College days have a habit of bringing unlikely people together. As Calvin was nearing the end of his studies at the Collège de Montaigu of the University of Paris, a new student arrived there. He was what would be termed today a ‘mature student.’ Ignatius Loyola was some 18 years older than John. An ex-soldier, he had undergone a conversion experience while recovering from wounds received at the battle of Pamplona. Did they know one another well in the College? We do not know. Their paths certainly brought them in significantly different directions.
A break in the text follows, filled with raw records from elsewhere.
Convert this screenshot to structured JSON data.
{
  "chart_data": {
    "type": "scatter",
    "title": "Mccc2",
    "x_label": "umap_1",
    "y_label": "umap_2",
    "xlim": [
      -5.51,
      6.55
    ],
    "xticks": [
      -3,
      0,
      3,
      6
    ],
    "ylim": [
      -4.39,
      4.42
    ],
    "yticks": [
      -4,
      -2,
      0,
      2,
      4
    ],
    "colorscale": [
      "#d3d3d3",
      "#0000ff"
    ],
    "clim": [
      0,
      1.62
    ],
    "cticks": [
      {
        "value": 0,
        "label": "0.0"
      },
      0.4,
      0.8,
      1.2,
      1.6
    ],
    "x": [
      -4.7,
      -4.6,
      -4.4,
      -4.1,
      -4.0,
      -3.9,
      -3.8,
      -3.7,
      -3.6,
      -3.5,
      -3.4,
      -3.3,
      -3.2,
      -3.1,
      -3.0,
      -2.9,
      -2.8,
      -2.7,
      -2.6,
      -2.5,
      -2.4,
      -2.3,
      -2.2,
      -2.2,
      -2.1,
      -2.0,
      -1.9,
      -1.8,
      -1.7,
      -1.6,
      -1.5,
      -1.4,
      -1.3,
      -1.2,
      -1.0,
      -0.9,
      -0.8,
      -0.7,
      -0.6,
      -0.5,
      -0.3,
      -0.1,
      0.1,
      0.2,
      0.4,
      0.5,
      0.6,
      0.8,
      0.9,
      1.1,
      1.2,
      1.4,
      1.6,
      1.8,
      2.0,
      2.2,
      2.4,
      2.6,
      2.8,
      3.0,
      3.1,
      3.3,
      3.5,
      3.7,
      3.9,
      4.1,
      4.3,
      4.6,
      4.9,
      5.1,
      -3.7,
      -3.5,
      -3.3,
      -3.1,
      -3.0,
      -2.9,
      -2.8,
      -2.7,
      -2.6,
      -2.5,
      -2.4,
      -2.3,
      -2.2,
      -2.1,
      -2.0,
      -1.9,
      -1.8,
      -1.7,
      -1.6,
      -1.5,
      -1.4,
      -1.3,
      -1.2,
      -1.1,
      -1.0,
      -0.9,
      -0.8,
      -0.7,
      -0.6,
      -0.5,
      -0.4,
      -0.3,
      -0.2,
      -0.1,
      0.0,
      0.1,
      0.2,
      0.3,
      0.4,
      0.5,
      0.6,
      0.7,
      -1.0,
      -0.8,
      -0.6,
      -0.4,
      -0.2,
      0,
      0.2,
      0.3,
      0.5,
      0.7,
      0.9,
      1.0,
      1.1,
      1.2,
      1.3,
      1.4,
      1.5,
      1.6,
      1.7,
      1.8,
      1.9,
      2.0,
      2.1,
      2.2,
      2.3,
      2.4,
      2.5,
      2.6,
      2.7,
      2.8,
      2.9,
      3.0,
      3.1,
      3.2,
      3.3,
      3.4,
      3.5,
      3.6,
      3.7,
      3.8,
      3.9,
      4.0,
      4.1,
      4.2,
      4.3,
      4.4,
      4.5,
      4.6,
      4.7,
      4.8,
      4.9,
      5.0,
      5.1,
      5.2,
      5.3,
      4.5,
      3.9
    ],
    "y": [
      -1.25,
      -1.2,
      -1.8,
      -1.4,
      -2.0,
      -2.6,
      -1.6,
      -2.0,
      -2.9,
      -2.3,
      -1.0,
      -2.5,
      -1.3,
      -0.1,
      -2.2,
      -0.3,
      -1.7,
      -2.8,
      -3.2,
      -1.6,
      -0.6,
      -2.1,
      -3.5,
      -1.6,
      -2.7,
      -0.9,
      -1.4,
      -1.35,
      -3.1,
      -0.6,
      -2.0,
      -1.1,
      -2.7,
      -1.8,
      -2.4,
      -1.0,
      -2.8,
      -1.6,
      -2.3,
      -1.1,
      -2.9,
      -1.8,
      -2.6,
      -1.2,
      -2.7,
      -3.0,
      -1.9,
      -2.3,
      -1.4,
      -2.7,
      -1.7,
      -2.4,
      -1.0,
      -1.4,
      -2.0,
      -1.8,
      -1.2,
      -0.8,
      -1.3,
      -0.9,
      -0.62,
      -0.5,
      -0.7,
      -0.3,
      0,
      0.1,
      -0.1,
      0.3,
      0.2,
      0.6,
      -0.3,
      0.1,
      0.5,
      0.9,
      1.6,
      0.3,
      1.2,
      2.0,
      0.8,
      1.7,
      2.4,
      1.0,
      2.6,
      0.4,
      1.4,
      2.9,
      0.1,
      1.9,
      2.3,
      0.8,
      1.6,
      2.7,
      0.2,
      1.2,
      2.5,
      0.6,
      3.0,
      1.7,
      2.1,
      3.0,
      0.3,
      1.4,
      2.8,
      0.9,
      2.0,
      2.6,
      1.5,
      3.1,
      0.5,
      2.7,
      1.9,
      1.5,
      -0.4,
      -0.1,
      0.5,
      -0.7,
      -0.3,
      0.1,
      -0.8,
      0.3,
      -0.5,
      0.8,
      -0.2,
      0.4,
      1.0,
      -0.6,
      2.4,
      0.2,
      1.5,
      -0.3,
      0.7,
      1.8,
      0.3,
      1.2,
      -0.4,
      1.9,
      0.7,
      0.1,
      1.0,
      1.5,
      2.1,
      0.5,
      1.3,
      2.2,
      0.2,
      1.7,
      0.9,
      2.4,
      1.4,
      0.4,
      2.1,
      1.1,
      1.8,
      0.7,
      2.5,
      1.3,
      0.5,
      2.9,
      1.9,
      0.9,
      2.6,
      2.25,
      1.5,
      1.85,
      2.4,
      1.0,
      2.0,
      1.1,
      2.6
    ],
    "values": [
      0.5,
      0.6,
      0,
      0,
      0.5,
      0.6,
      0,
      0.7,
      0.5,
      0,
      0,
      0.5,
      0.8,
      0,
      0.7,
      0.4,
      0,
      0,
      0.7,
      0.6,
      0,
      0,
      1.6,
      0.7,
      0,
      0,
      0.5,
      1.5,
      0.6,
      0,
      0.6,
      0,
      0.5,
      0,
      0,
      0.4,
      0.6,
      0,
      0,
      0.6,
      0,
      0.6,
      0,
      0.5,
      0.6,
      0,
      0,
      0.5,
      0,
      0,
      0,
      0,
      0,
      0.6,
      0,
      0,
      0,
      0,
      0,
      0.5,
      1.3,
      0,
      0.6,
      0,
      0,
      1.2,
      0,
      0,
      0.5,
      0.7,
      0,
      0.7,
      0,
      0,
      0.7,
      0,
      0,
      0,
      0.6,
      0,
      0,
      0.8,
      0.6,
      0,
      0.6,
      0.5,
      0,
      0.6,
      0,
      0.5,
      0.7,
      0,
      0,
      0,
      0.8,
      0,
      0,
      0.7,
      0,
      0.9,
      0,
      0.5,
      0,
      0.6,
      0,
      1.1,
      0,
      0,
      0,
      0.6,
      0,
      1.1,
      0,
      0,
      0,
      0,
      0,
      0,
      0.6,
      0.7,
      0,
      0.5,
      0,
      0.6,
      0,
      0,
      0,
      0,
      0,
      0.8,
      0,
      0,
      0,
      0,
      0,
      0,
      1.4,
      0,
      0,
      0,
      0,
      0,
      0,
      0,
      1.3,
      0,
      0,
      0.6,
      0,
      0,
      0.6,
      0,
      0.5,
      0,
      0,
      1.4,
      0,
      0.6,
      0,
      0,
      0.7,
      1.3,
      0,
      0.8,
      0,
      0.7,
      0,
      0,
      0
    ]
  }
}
They would become, each in a different way, significant shapers of a new Europe that was then emerging.
Calvin and Loyola were students of the Faculty of Theology at the Sorbonne. St Patrick’s College, Maynooth, also traces its origin back to the Sorbonne. When the University was closed due to the French Revolution, several of the professors of the Faculty fled to Ireland where they were welcomed as the first members of the teaching staff at the newly-founded Royal College of St Patrick in 1795.
Our conference will attempt to reflect some of the important themes that were common to the thinking of both John Calvin and Ignatius Loyola. However they may have differed from one another, they were united in a common vision of total dedication to Christ. The title chosen for the conference, ‘Living in union with Christ in today’s world: the contributions of John Calvin and Ignatius Loyola’, seeks to unpack in a popular and user-friendly manner some aspects of the heritage of the two. Among the speakers are some professors in Union Theological College, Belfast (Presbyterian) and St Patrick’s College, Maynooth (Roman Catholic).